Lightroom has an impressive array of presets that allow you to apply black and white effects to your color pictures, but in order to select the right filter for your particular pictures it’s important to understand how these presets work behind the scenes, and what they are really doing to your photos.
Back in the days of film photography, black and white film was composed of a single layer of silver crystals that were sensitive to light and affected the film in different ways depending on the wavelength, or color, of the incoming light. Green light (like reflected off of plants and trees) had a different effect on the film than red light (reflected off apples) or blue light (reflected off the sky).
When color film was invented it contained not one, but three layers of silver halide crystals, each of which produced different colors when exposed to light–similar to how the photosensitive pixels work on modern digital cameras. The problem with this method was that sometimes a photographer would need his or her film to be extra sensitive to different wavelengths of light, depending on the particular scene being photographed. One popular solution was to use colored filters that screwed onto the front of the camera lens, which still left the resulting image monochrome but changed its properties in significant ways.
These filters operate by absorbing light on different parts of the spectrum while letting other colors pass through much more easily: green filters absorb more of most colors except green, blue blocks most colors except blue, and so on. This means that portions of the spectrum similar to the color of the filter will be lighter since more of that color of light makes it through the filter and essentially over-exposing those portions of the film. Conversely, portions on the opposite side of the color wheel from a given filter color will be darker since less of that light is allowed to pass through. For example, this diagram illustrates the basic principle behind a red color filter:
The fact that more red is allowed to enter through the camera lens means the camera’s light meter would then adjust itself accordingly: you’re essentially exposing for the reds, which means that a properly exposed black and white image with a red filter would have pleasing reds with very dark cyans, blues, and greens.
By taking this basic idea and applying it to modern digital photography you can start to see how different black and white post-processing solutions work.

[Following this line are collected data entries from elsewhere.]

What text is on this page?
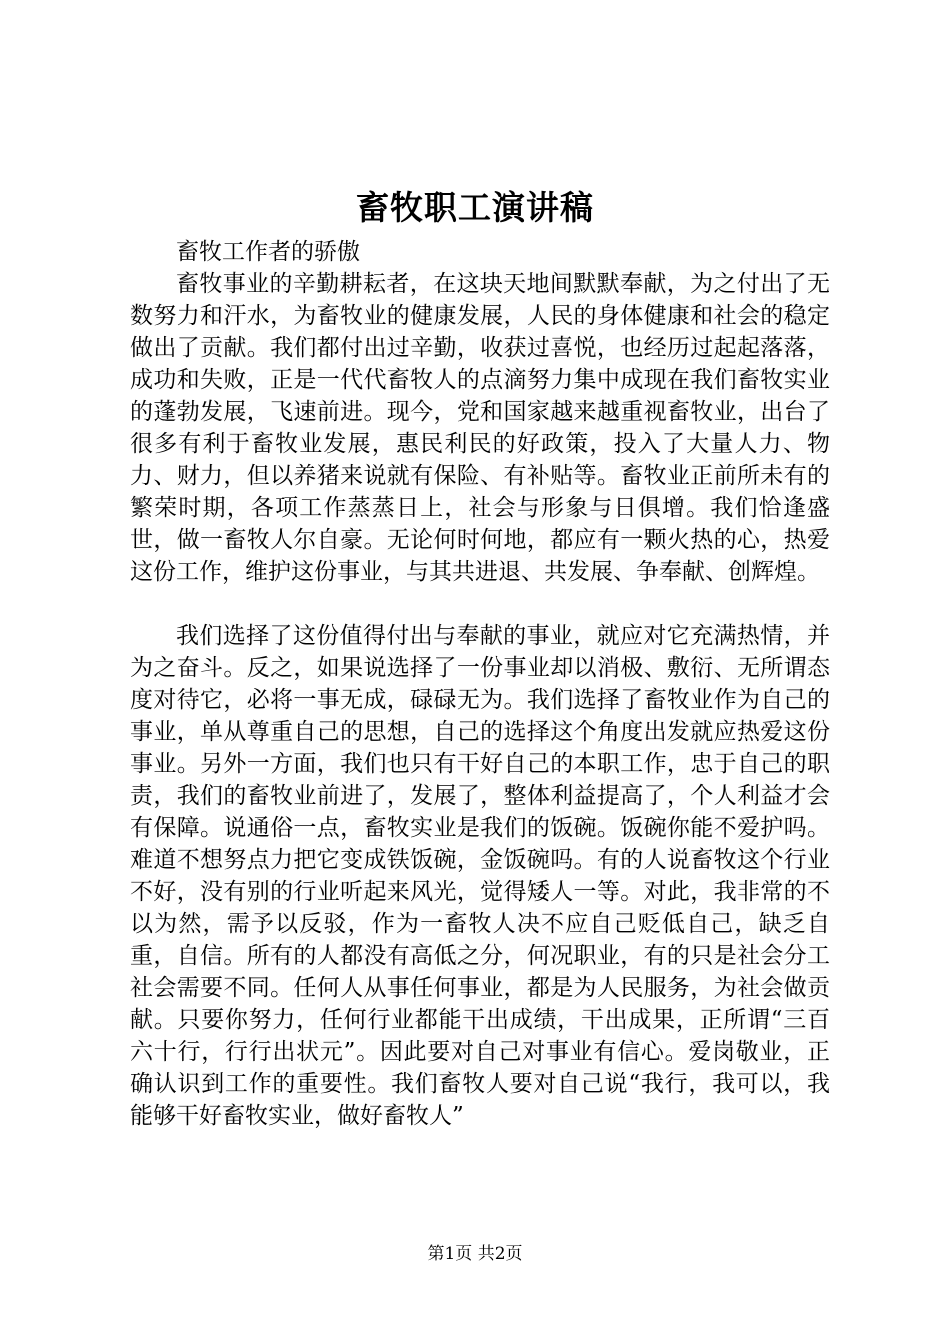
畜牧职工演讲稿

畜牧工作者的骄傲

畜牧事业的辛勤耕耘者，在这块天地间默默奉献，为之付出了无数努力和汗水，为畜牧业的健康发展，人民的身体健康和社会的稳定做出了贡献。我们都付出过辛勤，收获过喜悦，也经历过起起落落，成功和失败，正是一代代畜牧人的点滴努力集中成现在我们畜牧实业的蓬勃发展，飞速前进。现今，党和国家越来越重视畜牧业，出台了很多有利于畜牧业发展，惠民利民的好政策，投入了大量人力、物力、财力，但以养猪来说就有保险、有补贴等。畜牧业正前所未有的繁荣时期，各项工作蒸蒸日上，社会与形象与日俱增。我们恰逢盛世，做一畜牧人尔自豪。无论何时何地，都应有一颗火热的心，热爱这份工作，维护这份事业，与其共进退、共发展、争奉献、创辉煌。

我们选择了这份值得付出与奉献的事业，就应对它充满热情，并为之奋斗。反之，如果说选择了一份事业却以消极、敷衍、无所谓态度对待它，必将一事无成，碌碌无为。我们选择了畜牧业作为自己的事业，单从尊重自己的思想，自己的选择这个角度出发就应热爱这份事业。另外一方面，我们也只有干好自己的本职工作，忠于自己的职责，我们的畜牧业前进了，发展了，整体利益提高了，个人利益才会有保障。说通俗一点，畜牧实业是我们的饭碗。饭碗你能不爱护吗。难道不想努点力把它变成铁饭碗，金饭碗吗。有的人说畜牧这个行业不好，没有别的行业听起来风光，觉得矮人一等。对此，我非常的不以为然，需予以反驳，作为一畜牧人决不应自己贬低自己，缺乏自重，自信。所有的人都没有高低之分，何况职业，有的只是社会分工社会需要不同。任何人从事任何事业，都是为人民服务，为社会做贡献。只要你努力，任何行业都能干出成绩，干出成果，正所谓“三百六十行，行行出状元”。因此要对自己对事业有信心。爱岗敬业，正确认识到工作的重要性。我们畜牧人要对自己说“我行，我可以，我能够干好畜牧实业，做好畜牧人”

第1页 共2页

In Lightroom you can mimic the effects of a color filter when converting an image to black and white. It’s not quite the same as actually using a physical filter on your lens and shooting using black and white film, but it’s a decent approximation that gets the job done for most circumstances. The trick is knowing which filter to use in a given situation.
This shot of kids’ feet would be nice in black and white, but in order to choose the right style it’s important to know how each type of color filter will affect the results. A green filter will make the leaves lighter while darkening the skin colors, since they are somewhat opposite on the color wheel. A blue filter will lighten the bluish hue of the rocks and the darker areas in the leaves but darken the skin colors, though perhaps a bit too much.
Here’s what the same image looks like with five different Lightroom black and white filter presets applied:
In the end I chose a yellow filter to create the final image because it exposes the legs and feet a bit more while underexposing the blue and purple hues in the rocks:
Of course Lightroom is not actually putting a color filter over your picture, but using digital tricks to approximate the same effect. It does this by altering the values of various parameters in the Develop module when a given preset is applied. After selecting a Black and White Filter preset you can see how various color values change by choosing the B&W panel in the Develop module. Note how the sliders change for various selected Presets, such as the Yellow and Blue in the example below.
Lightroom is not applying different colors to a black and white image, but deciding how much of each color value to over or under-saturate in order to mimic the effect of putting the same type of physical filter on your camera. While it’s not quite the same as shooting in pure black and white, one of the nice advantages is how Lightroom allows you to essentially create custom black and white filters by adjusting the slider values yourself. You can tweak any of the existing Presets, not just the Black and White ones, by increasing or decreasing various sliders, and even save your adjustments as new Presets that you can apply instantly to any image.
As one more extreme example, here’s an image of some bocce balls with different filters applied.
Applying a red filter preset in Lightroom produces an image where the reds are properly exposed and a bit lighter, but the blue shirts are dramatically darker since red and blue are rather opposite on the color spectrum.
Now look what happens when a blue filter preset is applied. Just like a real physical filter on the front of the camera lens, the blues are lighter while all opposing colors are incredibly dark because very little of that light was allowed to pass through–or at least that’s the effect that Lightroom attempts to mimic.
So how do you get a properly exposed image, with a well balanced amount of black and white across the frame? In real life you would use a green filter since this would block roughly equal amounts of both reds and blues, and the effect works quite well in Lightroom as well.
As you can see, getting a proper black and white conversion in Lightroom is not always as simple as just clicking a button. It helps to know not only what options are available, but why they function the way they do.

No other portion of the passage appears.